For instance, it is okie dokie to have a nap during nap time, but it's not okie dokie to take a nap during story time.
Such questions are normative. And while some people who study ethics have tried to take over the field of okics by insisting okics is just a branch of ethics, okicists insist that facts about what is "okie dokie" are sui generis. They are not merely a type of ethical fact. What would we make of this field? Would we take it seriously? Why would we be even remotely inclined to think anything is "really" okie dokie or not?
Think about all the parallels to ethics: you could have Boore's Open Question argument: "Is it true that having a nap during nap time is ok dokie?"
Many okicists point out that we should be non-naturalists about what's okie dokie, on the grounds that it does not look like we can equate the property of being okie dokie with any non-okic properties. One could always intelligibly question whether something is really okie dokie, for instance. So we should be non-naturalists about okics. And we can figure out what is okie dokie by using our intuitions.
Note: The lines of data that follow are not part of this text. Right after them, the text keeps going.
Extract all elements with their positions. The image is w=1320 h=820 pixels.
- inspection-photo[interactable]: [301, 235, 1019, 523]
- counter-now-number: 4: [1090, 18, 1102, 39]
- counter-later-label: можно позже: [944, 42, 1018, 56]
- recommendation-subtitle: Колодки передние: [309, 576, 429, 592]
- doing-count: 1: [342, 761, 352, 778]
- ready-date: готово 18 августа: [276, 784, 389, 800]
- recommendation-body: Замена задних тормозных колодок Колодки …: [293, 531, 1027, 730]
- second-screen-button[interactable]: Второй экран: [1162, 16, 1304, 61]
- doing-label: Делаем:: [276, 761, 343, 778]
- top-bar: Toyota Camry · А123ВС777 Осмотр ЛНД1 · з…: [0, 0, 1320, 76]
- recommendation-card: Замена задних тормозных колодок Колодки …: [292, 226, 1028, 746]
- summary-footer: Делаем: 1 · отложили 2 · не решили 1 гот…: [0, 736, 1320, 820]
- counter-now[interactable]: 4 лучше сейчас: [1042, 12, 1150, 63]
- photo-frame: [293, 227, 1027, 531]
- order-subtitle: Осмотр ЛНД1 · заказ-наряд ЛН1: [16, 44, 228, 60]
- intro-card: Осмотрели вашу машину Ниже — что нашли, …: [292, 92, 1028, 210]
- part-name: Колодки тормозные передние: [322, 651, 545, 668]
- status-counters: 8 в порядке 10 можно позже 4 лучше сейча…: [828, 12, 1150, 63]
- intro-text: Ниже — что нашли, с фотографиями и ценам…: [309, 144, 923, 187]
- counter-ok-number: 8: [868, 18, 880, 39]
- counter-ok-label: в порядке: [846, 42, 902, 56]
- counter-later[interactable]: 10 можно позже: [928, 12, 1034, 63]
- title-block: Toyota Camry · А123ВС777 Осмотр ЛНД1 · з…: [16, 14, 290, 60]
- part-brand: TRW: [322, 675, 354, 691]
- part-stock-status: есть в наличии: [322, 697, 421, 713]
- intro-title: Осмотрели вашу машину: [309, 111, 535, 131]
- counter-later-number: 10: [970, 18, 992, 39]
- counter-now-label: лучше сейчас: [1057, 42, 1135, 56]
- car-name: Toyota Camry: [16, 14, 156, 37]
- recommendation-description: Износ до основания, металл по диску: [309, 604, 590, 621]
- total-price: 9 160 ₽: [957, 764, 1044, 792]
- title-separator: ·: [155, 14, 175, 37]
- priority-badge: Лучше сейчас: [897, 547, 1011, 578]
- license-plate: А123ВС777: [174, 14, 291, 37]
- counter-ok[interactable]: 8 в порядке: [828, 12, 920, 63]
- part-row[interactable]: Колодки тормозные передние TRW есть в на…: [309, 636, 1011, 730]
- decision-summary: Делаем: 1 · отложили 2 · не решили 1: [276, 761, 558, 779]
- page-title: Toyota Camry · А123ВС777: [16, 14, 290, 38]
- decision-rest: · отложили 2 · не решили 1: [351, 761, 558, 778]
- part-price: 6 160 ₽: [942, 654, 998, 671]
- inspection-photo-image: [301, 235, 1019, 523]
And we could imagine discovering that children report that they have the phenomenology that whether something is okie dokie or not doesn't depend on their or anyone else's feelings. After all, whether it's okie dokie to take a nap during story time doesn't depend on their preferences! Sure, they might prefer to take a quick nap, but the teacher specifically stated that this was not okie dokie.
A lot of what goes on in ethics strikes me as being about as compelling as okics. It seems to take some body of language people use that probably emerged to navigate social interactions, regulate one another's behavior, and achieve various other social functions, and treat it like some kind of mystic cipher that unravels the deepest mysteries of the universe. It is really bizarre.
We could just accept that different people have different goals and interests. And we could recognize that there are facts about what norms and institutions are generally most conducive to our objectives, and we could focus on figuring out what those are. We don't need any mystic ciphers.